Chronic kidney disease (CKD) affects more than 500 million individuals worldwide, representing approximately 10% of the adult population. More than 1.5 million people rely on renal replacement therapies, such as dialysis or transplantation, to survive (
1). Kidney transplantation remains the preferred treatment for patients with end-stage renal disease (ESRD), offering superior quality of life and long-term survival compared with dialysis (
2). Global estimates suggest that more than 1.4 million patients with CKD have undergone kidney transplantation, with an annual growth rate of 8% (
3). In addition to recent advances in surgical techniques and pharmacotherapeutic protocols for renal transplantation, perioperative fluid and acid-base management plays a critical role in ensuring adequate graft perfusion and optimizing clinical outcomes. Furthermore, educational interventions have significantly improved all domains of health-related quality of life and reduced the incidence of acute post-transplant complications, including infection, acute rejection, and hospital readmission, among patients undergoing kidney transplantation (
4,
5). Despite these therapeutic advances and improvements in graft survival over recent decades, acute rejection (AR) and DGF remain major obstacles to successful transplantation outcomes (
6). Acute rejection, an immune-mediated response against the transplanted kidney, has decreased in prevalence but continues to compromise graft longevity (
7).
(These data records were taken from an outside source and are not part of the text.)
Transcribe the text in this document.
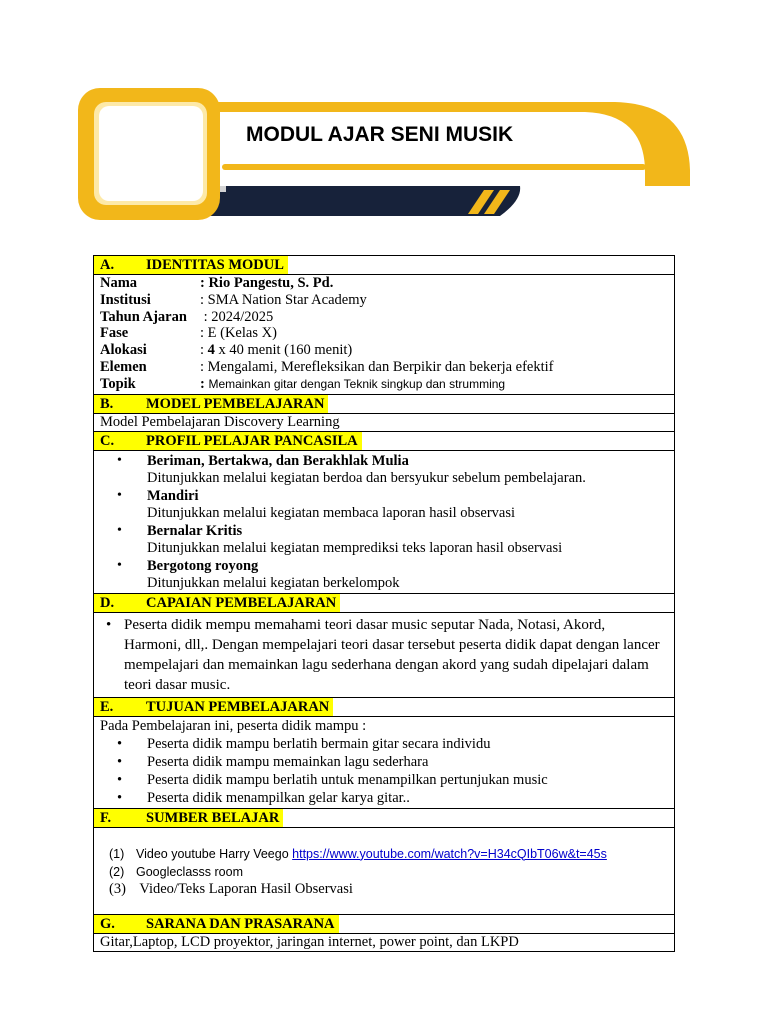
MODUL AJAR SENI MUSIK
A. IDENTITAS MODUL
Nama	: Rio Pangestu, S. Pd.
Institusi	: SMA Nation Star Academy
Tahun Ajaran : 2024/2025
Fase	: E (Kelas X)
Alokasi	: 4 x 40 menit (160 menit)
Elemen	: Mengalami, Merefleksikan dan Berpikir dan bekerja efektif
Topik	: Memainkan gitar dengan Teknik singkup dan strumming
B. MODEL PEMBELAJARAN
Model Pembelajaran Discovery Learning
C. PROFIL PELAJAR PANCASILA
• Beriman, Bertakwa, dan Berakhlak Mulia
Ditunjukkan melalui kegiatan berdoa dan bersyukur sebelum pembelajaran.
• Mandiri
Ditunjukkan melalui kegiatan membaca laporan hasil observasi
• Bernalar Kritis
Ditunjukkan melalui kegiatan memprediksi teks laporan hasil observasi
• Bergotong royong
Ditunjukkan melalui kegiatan berkelompok
D. CAPAIAN PEMBELAJARAN
• Peserta didik mempu memahami teori dasar music seputar Nada, Notasi, Akord, Harmoni, dll,. Dengan mempelajari teori dasar tersebut peserta didik dapat dengan lancer mempelajari dan memainkan lagu sederhana dengan akord yang sudah dipelajari dalam teori dasar music.
E. TUJUAN PEMBELAJARAN
Pada Pembelajaran ini, peserta didik mampu :
• Peserta didik mampu berlatih bermain gitar secara individu
• Peserta didik mampu memainkan lagu sederhara
• Peserta didik mampu berlatih untuk menampilkan pertunjukan music
• Peserta didik menampilkan gelar karya gitar..
F. SUMBER BELAJAR
(1) Video youtube Harry Veego https://www.youtube.com/watch?v=H34cQIbT06w&t=45s
(2) Googleclasss room
(3) Video/Teks Laporan Hasil Observasi
G. SARANA DAN PRASARANA
Gitar,Laptop, LCD proyektor, jaringan internet, power point, dan LKPD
Delayed graft function, which is typically observed after deceased-donor transplantation, is defined by the requirement for dialysis within the first postoperative week and is frequently associated with ischemia-reperfusion injury leading to ATN (
8). This condition not only increases the risk of AR but also negatively affects graft and patient survival (
9-
11).
The incidence of DGF varies according to donor type and immunosuppression regimen, ranging from less than 5% in living-donor transplants to more than 80% in non-heart-beating donors (
12,
13). Despite medical advances, DGF rates have remained relatively unchanged, partly because of the increasing use of marginal donors, including expanded-criteria donors and donors after cardiac death (
14). Delayed graft function presents both diagnostic and therapeutic challenges because its causes are diverse and include immunologic rejection, surgical complications, drug toxicity, recurrent disease, and ATN (
8).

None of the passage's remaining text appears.